Jeremiah 10:17-25 - Arthur Peake's Commentary on the Bible

Bible Comments

The Departure into Exile. The personified community is told to pick up its bundle (mg.), and prepare for the inevitable exile. She bewails her hurt and her spoilt dwelling. These troubles, says the prophet, come from her unwise rulers (shepherds), and already are upon her. Identifying himself with the people, he pleads with Yahweh for mercy in judgment, on the ground of man's weakness. (Jeremiah 10:23 should be repointed and rendered, Not for man is it to walk and direct his steps.) Jeremiah 10:25 can hardly be Jeremiah's; its cry for vengeance on the heathen contradicts his attitude towards the nations as the Divinely commissioned instruments of Yahweh's wrath against His people's sin. (Omit yea, they have devoured him, with LXX, and with the parallel cited in mg.)

Jeremiah 10:17-25

17 Gather up thy wares out of the land, O inhabitante of the fortress.

18 For thus saith the LORD, Behold, I will sling out the inhabitants of the land at this once, and will distress them, that they may find it so.

19 Woe is me for my hurt! my wound is grievous: but I said, Truly this is a grief, and I must bear it.

20 My tabernacle is spoiled, and all my cords are broken: my children are gone forth of me, and they are not: there is none to stretch forth my tent any more, and to set up my curtains.
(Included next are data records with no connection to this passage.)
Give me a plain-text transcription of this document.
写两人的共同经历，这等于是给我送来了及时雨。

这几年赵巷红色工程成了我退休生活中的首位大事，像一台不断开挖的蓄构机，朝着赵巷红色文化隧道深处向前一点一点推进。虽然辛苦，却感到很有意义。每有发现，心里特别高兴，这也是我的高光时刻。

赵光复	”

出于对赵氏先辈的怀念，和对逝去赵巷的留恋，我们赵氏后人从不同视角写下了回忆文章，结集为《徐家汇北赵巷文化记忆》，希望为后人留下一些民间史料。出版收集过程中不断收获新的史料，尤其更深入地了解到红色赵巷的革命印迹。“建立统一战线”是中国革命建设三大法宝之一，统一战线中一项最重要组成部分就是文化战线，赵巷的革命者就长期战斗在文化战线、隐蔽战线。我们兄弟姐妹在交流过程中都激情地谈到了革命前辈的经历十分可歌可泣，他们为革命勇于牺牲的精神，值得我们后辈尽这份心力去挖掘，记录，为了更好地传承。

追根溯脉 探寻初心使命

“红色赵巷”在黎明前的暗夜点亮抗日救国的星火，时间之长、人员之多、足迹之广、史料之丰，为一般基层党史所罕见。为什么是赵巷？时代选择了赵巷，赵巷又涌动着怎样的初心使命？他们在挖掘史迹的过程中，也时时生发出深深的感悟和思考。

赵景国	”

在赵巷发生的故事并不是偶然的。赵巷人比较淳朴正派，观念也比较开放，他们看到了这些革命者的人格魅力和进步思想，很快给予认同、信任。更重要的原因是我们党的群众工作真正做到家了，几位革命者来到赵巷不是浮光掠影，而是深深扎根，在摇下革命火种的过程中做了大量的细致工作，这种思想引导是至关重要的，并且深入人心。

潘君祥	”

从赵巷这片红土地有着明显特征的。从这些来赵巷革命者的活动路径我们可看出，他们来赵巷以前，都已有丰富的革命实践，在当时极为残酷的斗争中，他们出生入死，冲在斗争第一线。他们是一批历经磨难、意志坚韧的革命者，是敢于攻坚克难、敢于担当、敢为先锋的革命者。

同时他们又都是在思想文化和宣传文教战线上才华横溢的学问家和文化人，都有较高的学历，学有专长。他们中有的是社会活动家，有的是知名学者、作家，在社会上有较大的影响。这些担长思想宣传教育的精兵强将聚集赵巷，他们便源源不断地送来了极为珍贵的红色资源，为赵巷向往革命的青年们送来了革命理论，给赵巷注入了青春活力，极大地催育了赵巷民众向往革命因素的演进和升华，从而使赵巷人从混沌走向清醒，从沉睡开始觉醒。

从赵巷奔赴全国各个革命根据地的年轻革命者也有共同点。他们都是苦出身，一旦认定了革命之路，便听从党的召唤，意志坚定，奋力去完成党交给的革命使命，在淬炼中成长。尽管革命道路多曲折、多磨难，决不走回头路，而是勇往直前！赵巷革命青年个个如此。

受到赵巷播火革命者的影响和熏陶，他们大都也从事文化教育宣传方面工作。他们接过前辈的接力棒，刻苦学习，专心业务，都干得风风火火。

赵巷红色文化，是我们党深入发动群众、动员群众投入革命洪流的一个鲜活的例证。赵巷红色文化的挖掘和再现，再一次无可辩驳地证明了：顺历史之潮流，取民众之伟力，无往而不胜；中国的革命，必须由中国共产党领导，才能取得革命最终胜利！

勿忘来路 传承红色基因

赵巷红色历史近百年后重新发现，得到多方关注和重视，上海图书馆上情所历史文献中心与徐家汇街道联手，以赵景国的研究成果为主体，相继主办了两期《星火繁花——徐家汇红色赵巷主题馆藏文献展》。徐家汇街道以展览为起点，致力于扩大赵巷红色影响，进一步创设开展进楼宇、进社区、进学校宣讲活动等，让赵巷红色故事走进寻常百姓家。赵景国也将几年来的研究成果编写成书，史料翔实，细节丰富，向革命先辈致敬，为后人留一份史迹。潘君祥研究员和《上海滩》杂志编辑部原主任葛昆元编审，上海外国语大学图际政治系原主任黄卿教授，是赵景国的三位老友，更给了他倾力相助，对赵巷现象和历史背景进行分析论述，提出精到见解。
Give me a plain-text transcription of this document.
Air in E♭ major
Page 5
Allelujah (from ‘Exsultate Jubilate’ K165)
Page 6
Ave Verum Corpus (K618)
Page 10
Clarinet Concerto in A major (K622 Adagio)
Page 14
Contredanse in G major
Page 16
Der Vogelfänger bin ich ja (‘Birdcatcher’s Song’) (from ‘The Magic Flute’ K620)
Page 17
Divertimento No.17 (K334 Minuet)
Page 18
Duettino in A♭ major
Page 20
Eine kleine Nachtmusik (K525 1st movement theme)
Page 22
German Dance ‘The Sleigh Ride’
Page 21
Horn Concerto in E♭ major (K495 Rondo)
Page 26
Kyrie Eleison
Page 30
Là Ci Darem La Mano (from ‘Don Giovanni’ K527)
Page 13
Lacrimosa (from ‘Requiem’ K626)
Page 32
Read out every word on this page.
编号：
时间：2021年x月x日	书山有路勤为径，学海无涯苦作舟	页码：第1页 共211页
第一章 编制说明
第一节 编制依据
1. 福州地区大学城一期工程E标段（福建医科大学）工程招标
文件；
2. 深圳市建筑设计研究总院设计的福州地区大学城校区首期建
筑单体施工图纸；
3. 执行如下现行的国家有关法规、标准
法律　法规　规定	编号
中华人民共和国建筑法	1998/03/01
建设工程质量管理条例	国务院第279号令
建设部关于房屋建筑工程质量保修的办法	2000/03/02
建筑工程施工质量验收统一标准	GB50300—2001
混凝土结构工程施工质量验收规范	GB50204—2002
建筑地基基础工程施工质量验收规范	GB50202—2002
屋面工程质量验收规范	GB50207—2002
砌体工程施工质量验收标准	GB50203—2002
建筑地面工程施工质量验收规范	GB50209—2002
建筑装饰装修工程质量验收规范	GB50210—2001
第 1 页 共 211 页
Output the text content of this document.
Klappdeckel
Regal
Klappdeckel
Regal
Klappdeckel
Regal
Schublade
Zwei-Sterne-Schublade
21 For the pastors are become brutish, and have not sought the LORD: therefore they shall not prosper, and all their flocks shall be scattered.

22 Behold, the noise of the bruit is come, and a great commotion out of the north country, to make the cities of Judah desolate, and a den of dragons.

23 O LORD, I know that the way of man is not in himself: it is not in man that walketh to direct his steps.

24 O LORD, correct me, but with judgment; not in thine anger, lest thou bring me to nothing.

25 Pour out thy fury upon the heathen that know thee not, and upon the families that call not on thy name: for they have eaten up Jacob, and devoured him, and consumed him, and have made his habitation desolate.